Cinque anni fa, il sistema tradizionale di controllo del passo Moog era composto da ben 4.000 pezzi singoli, a cui si aggiungevano migliaia di cavi e terminazioni, ognuno dei quali rappresentava una potenziale fonte di guasto. Se confrontiamo questi dati con il nuovo Moog Pitch System 3, siamo stati in grado di ridurre del 60% il numero di componenti incrementando al contempo il livello di funzionalità e flessibilità a favore degli OEM che si occupano di turbine. Inoltre, sono stati definitivamente eliminati una serie di elementi a cui era associato un alto tasso di guasto. Infine, utilizzando strumenti d’analisi per la misurazione dell’affidabilità solitamente impiegati in ambito aerospaziale, siamo in grado di quantificare direttamente i vantaggi di cui possono beneficiare i clienti valutando le loro attuali configurazioni.

Perché l’affidabilità e la riduzione degli interventi di manutenzione sono fattori cosí importanti per gli OEM e per coloro che operano nel settore dei parchi eolici oggi?

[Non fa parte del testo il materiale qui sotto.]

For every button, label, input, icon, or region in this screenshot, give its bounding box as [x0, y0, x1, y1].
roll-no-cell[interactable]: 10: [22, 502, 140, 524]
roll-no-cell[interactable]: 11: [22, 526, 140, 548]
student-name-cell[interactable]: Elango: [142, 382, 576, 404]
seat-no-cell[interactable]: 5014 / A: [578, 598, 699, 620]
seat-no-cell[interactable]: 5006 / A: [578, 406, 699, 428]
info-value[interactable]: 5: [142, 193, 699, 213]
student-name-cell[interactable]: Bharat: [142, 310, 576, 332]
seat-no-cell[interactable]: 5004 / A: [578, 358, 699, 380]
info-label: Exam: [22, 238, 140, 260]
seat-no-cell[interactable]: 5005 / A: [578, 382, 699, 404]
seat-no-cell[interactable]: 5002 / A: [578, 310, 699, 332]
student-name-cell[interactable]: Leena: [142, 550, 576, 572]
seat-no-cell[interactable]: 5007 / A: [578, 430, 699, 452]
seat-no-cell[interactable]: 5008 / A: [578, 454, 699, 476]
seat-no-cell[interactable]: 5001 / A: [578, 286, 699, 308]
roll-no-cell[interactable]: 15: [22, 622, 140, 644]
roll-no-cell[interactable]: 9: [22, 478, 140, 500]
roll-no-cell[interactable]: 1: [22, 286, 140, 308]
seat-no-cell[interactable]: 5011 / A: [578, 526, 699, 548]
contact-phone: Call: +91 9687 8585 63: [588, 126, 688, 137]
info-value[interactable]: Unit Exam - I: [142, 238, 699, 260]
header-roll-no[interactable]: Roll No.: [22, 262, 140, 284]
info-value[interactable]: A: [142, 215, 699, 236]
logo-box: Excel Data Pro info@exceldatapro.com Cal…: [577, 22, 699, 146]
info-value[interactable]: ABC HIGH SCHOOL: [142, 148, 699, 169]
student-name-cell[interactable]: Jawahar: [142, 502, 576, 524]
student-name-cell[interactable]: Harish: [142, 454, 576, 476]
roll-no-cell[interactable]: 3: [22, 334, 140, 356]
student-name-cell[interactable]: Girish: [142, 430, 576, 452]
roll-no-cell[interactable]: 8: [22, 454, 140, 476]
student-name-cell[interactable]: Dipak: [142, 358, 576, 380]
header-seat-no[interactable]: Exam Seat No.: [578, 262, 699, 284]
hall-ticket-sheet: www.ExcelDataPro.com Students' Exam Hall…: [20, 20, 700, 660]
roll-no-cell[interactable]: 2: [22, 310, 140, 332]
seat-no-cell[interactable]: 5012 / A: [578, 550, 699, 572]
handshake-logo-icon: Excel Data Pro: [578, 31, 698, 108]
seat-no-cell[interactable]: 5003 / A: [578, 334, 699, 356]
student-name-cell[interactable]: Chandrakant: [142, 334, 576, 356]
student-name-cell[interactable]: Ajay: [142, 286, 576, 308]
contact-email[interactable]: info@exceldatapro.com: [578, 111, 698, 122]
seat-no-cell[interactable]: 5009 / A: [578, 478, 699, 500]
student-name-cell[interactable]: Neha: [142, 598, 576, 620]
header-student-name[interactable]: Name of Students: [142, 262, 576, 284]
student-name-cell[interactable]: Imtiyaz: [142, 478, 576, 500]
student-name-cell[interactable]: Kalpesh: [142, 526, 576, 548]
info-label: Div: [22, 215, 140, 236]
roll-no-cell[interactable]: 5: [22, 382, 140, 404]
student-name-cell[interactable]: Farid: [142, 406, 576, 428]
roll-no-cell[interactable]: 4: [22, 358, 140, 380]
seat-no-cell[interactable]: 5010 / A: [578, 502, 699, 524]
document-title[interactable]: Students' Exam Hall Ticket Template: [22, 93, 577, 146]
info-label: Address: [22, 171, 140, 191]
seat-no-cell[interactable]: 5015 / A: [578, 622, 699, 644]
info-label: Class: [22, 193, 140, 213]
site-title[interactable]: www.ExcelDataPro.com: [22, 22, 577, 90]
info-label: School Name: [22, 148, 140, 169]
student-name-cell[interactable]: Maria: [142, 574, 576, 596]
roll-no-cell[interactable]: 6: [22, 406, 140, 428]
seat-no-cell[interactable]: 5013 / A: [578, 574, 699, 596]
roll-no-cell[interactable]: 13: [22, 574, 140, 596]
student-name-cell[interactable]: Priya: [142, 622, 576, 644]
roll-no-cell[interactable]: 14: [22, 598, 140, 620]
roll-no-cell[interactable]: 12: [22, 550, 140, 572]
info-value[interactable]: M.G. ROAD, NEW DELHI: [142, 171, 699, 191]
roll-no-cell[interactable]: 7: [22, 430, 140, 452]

La competizione con le tecnologie rinnovabili, come quella solare, è una fonte di pressione per il settore eolico, che si sente in obbligo di garantire una diminuzione dell’LCoE agli operatori della rete elettrica. Questa riduzione non solo comporta la necessità di diminuire il costo per megawatt di capacità installata, ma richiede anche l’aumento di disponibilità della turbina e la diminuzione dei costi di manutenzione programmata e non. La manutenzione delle turbine eoliche è complessa e costosa a causa della difficoltà d’accesso alla navicella e al mozzo rotante che si trovano in posizioni particolarmente scomode e, in aggiunta, l’investimento di denaro dovuto ai guasti dei componenti è amplificato dalle elevate spese per l’equipaggiamento necessario per accedere alle parti da riparare. Grazie all’eliminazione degli interventi di manutenzione e alla notevole riduzione complessiva dei guasti, l’operatore può beneficiare direttamente di una maggiore disponibilità e di minori costi di manutenzione.